The Winter Lake possesses all the makings of a delightfully spooky psychological thriller – a desolate rural Irish landscape, a collection of strained parental relationships and a lake that hides a terrible secret. It has the potential to be wonderfully unnerving and yet somehow it completely misses the mark.
The film opens on emotionally unstable teenager, Tom (Anson Boom) and his cold, single mother Elaine (Charlie Murphy of Peaky Blinders), who have recently moved to rural Ireland, fleeing some unspecified trauma back in the UK. The two have taken up residence in the derelict home that once belonged to Elaine’s now recently deceased grandfather. The only people around are neighbours, Ward and Holly, an overprotective father and his teenage daughter, played respectively by Michael McElhatton (of Game of Thrones fame) and Emma Mackey (from Netflix’s Sex Education). From the off, there is something not quite right about the neighbours, but Elaine ingratiates herself with Ward anyway, leaving Tom to befriend the confident and worldly Holly, who smokes and says things like “you don’t talk much do you?”
Indeed, Tom is something of a melancholy character. He spends most of his time skulking round the lake at the back of the house, collecting animal skulls with a general sense of doom and gloom. On one fateful excursion, Tom uncovers a bag containing a horrific secret, which forces him to question how much he really knows about his mysterious neighbours. It is a shame that the bag’s devastating contents are revealed almost immediately as the human remains of a baby. With so few characters, it is no great mystery who the baby belongs to and the rest of the film unfolds with one predictable plot point after another. Director Phil Sheerin disperses any sense of suspense or intrigue by giving away the film’s central mystery within its first act and once the secret is out, there is very little by the way of substance to carry the plot to its resolution.
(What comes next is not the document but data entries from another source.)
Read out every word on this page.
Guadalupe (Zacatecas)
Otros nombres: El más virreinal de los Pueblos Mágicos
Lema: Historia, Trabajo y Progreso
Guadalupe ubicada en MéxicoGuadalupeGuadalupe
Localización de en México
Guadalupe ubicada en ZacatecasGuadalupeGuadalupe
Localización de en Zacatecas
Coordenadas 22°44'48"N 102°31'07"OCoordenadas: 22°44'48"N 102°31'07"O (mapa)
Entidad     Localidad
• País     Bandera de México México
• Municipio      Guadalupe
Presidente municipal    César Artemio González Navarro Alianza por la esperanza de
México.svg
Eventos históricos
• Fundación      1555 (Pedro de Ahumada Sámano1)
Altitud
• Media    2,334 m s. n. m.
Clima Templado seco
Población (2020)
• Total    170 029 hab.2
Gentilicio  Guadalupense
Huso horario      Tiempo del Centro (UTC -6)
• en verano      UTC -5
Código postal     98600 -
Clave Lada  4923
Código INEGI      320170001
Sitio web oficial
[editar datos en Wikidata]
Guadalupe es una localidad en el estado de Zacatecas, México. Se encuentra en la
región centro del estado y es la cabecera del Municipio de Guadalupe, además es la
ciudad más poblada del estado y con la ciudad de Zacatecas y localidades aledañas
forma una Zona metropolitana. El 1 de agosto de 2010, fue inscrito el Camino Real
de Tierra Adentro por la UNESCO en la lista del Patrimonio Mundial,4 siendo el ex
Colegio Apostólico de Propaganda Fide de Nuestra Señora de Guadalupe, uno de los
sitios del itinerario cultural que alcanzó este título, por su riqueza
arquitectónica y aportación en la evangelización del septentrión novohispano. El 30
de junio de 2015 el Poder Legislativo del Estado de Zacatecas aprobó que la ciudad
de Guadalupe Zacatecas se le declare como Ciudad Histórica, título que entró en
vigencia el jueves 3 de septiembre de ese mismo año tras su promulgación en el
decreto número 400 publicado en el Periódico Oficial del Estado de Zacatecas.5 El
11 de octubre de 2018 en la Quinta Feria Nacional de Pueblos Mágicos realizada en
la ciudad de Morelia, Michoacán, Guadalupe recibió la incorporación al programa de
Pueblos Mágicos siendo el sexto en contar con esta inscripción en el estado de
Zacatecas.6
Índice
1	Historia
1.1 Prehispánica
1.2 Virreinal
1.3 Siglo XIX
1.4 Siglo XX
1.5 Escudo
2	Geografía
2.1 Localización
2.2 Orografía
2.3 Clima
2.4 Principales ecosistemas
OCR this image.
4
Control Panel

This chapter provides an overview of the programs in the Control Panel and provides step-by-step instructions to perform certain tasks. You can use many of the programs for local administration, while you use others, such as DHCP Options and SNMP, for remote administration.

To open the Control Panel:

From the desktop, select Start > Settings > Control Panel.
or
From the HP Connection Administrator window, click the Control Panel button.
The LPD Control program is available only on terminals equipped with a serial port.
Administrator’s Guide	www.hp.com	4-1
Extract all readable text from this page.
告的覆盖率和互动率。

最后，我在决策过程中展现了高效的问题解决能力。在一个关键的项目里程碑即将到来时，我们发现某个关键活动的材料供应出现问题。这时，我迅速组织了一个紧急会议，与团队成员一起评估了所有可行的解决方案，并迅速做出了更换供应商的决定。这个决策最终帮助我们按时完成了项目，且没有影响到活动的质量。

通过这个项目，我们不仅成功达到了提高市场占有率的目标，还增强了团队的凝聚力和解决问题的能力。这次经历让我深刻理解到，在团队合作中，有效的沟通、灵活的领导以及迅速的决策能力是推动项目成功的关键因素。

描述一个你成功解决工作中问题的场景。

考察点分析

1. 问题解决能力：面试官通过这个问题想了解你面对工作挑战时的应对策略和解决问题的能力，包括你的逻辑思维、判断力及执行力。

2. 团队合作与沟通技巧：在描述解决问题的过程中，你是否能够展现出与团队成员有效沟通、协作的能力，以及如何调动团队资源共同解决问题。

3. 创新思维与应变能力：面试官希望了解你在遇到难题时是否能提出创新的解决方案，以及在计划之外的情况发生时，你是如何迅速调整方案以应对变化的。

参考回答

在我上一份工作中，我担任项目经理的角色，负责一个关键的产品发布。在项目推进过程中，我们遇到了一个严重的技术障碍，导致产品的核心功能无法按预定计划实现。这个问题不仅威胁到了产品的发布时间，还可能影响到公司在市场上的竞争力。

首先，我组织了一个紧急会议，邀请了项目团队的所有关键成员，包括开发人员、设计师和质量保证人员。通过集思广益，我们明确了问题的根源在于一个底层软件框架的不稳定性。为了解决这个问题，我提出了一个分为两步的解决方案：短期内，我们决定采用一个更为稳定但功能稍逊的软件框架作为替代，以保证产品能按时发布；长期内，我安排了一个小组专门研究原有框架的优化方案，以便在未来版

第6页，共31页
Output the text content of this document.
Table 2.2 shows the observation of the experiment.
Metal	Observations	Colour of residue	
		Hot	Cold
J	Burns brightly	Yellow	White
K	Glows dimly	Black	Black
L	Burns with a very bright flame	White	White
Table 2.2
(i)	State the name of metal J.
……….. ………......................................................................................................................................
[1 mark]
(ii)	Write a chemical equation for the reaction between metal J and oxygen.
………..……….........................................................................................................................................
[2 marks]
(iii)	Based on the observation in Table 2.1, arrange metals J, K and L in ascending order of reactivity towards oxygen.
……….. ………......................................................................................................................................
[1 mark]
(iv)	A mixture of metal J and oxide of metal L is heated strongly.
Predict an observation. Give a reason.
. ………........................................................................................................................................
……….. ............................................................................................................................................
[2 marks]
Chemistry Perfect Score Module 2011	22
Cinematographer Ruairí O’Brien takes full advantage of the innately haunting setting with various lingering shots of the misty lake and marshy landscape. It is certainly atmospheric, but sadly no amount of wonderfully gloomy shots can lift Sheerin’s film from its astonishingly predictable plot. What should be a twisted psychological horror falls into the equally frightening but less desirable category of bland.